Mr. Gokey is so infused with popular notions about money that his deference is markedly wild — he says gold and silver coins are held up by paper money. He’s simply confused (or maybe I misheard him); one need not worry too much, for mistaken ideas always are cleared by improved reading.‡‡
If I am right about the dollar being a figment of imagination and truly, as Mr. Gokey says in another context, a social arrangement based on confidence, then Mr. Gokey has the best argument yet for the repudiation of bank paper as debt. He can win not only Ron Paul fans to his program, but Occupy Chattanooga friends as well, stubborn souls who hate big banks and on March 6 protested a bank debt dispute against Citizen Tri-County Bank (Terry Horn’s mom’s house in nearby Bridgeport, Ala.).

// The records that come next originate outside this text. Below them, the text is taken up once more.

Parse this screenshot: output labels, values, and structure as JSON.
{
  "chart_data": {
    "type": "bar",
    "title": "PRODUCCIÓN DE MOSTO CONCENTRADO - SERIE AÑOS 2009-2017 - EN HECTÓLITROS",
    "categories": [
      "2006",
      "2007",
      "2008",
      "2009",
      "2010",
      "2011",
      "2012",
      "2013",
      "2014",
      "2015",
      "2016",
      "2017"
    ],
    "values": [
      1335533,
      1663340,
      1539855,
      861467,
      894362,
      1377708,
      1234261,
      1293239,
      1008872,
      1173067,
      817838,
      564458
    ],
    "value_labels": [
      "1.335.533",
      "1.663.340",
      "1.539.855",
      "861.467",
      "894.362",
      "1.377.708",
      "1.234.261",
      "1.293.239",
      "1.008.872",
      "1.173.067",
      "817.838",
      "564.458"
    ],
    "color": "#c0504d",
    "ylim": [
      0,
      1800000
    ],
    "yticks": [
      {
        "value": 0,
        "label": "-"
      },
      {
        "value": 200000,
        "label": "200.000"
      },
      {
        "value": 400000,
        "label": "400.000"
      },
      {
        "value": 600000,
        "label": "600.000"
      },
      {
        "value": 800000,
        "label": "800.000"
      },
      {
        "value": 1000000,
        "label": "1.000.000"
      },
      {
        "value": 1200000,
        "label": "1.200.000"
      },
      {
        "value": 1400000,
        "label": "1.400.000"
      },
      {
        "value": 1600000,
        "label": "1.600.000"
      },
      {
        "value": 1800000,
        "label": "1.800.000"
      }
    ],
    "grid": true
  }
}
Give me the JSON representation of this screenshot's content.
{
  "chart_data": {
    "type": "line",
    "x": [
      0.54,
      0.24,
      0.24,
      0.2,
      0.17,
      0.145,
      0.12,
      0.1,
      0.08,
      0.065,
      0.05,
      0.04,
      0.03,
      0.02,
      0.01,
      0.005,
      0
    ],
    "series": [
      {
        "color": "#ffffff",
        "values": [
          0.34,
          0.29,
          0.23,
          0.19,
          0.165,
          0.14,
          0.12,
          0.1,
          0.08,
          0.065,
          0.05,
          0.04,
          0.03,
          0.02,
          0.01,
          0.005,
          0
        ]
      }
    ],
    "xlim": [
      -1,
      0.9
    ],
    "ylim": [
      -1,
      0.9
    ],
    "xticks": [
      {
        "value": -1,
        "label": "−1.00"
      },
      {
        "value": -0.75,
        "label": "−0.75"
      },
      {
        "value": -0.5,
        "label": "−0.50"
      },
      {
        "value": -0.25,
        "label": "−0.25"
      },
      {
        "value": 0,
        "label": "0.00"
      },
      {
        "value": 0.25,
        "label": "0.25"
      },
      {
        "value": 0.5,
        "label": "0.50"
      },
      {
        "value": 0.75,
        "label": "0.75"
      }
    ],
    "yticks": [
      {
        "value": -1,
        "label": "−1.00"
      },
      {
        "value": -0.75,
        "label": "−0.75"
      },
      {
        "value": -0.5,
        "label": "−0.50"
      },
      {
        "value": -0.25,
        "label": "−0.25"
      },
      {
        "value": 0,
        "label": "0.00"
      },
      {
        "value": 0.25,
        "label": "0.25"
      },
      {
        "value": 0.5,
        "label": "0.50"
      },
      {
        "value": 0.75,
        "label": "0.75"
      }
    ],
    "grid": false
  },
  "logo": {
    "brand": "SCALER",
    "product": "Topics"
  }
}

If I am right, Mr. Gokey can boldly argue that dollar debts of people he wants to show mercy upon are not real chains at all, but mere chains of paper. These debts can be written off with no one’s noticing in the least, except for bank presidents, who might want to fling themselves from their 5th story balconies into the street. Banks may fail if their portfolios somehow magically go up in smoke through a repudiation. But what harm is that to Americans? Since banks will not be outlawed and forbidden to create hot money by any legislature or Congress, are we commoners wrong in exposing the lie — the fraud — in their operations?
Shared vision of economic harmony
Mr. Gokey very possibly favors a mighty and benevolent Uncle Sam. He may agree with Occupy’s rejection of the free market and aspects of local economy. He may entertain college-age fancies about using the state’s power of the sword as minister of grace, mercy, care and tenderness, virtues that flower exclusively in family and church. He may blithely overlook the disaster than monopolism and statism bring at every turn, whether innovations of gulag, of strict liability statute or Roe vs. Wade.
Still, Mr. Gokey has an interest the Christian possibility of redemption, in buying back the slave, in the “jail break” Jesus, as he calls Him, who redeems the lost sinner and the hopeless lost. Underlying his argument is the question of slavery to sin and the fall. Lacking a vigorous sense of antithesis that is invited by scripture, Mr. Gokey insists the American people are not to blame for the debt crisis; certainly you will forgive him spreading victimhood with such a broad brush. While orthodox Christianity with its unshakeable teachings of Christ’s vicarious atonement for the sins of His people contradict some of his innovative ideas in theology, Mr. Gokey seems a harbinger of economic storms to come amid the systemic problems he identifies.
‡ All told, Mr. Gokey has F$65,000 in student debt, and his wife is F$40,000 in the red.
‡‡ My homeschooled 16-year-old recently finished and greatly enjoyed Richard Maybury’s book, Whatever Happened to Penny Candy?